J'avais fait il y a longtemps un petit article concernant les mots-clefs amenant à mon blog et à l'époque certains m'avaient surpris. Et depuis, presque plus rien ! Ah zut alors, mais pourquoi, je n'ai pas de mots cochons qui dirigent vers mon blog ? Pourtant, j'ai tout fait pour : j'ai chroniqué un roman pornographique (le lien est ici pour les plus vicieux d'entre vous, mais pas de problème, c'est discret, personne n'ira cafter !)

De temps en temps, je consulte donc, mais rien ne m'affole. J'ai bien eu une grosse surprise lorsque le livre Le sang des bistanclaques est devenu subitement l'article le plus demandé et le plus consulté. Renseignement pris, merci Laura, c'est en fait parce que Gérard Collard de la librairie la Griffe Noire en a parlé. Ce fut de courte durée, Le Chat de Geluck a repris sa place de leader (d'où sa représentation pour illustrer mon billet, j'espère que M. Geluck ne m'en tiendra pas rigueur, étant donné que grâce à moi, il vend énormément) ! Le Spinoza encule Hegel, de J-B Pouy fait toujours recette, bien sûr !
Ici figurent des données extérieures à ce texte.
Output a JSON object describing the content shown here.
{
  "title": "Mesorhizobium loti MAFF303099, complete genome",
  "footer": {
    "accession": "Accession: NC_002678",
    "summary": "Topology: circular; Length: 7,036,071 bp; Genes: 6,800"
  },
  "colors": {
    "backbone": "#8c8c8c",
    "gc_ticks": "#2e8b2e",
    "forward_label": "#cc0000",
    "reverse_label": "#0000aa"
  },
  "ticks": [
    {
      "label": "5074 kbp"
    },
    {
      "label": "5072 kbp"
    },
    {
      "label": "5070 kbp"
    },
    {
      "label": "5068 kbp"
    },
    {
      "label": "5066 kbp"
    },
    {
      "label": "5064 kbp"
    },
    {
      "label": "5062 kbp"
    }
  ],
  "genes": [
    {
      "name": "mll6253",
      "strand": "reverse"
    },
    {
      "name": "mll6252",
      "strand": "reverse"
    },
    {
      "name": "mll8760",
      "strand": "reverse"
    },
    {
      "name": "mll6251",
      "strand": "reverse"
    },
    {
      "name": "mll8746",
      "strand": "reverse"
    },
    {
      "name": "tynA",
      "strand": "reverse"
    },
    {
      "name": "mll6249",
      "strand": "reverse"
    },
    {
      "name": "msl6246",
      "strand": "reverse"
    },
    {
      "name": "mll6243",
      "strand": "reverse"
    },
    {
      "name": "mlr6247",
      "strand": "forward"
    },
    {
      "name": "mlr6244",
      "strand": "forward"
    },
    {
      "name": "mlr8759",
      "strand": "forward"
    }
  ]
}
Alors, venons-en aux mots-clefs, j'ai bien un petit "tableau femme erotic" ou un "femme erot" (probablement un timide qui n'a pas osé tapé le mot en entier), mais rien d'affriolant. J'ai pas loin une "directrice severe", mais je ne sais si c'est un fantasme ou du vécu douloureux de collégien !

Une requête m'interroge, un énigmatique "sommeil, roger schmitt (t/m)" dont j'avoue ne jamais avoir entendu parler : les méandres googleiens sont parfois abstrus.

La dernière demande qui mène sur mon blog et qui me surprend, cette fois-ci sans vraiment me faire sourire c'est "photo des femmes violées au mali". Sans commentaire si ce n'est que j'imagine la déception du demandeur lorsqu'il est arrivé sur Lyvres !

Sur ce, comme on dit par chez moi, je m'en vais vous laisser consulter vous aussi vos statistiques pour voir si vous attirez les pervers ou les intellos, ou les deux, ou ceux qui sont les deux à la fois.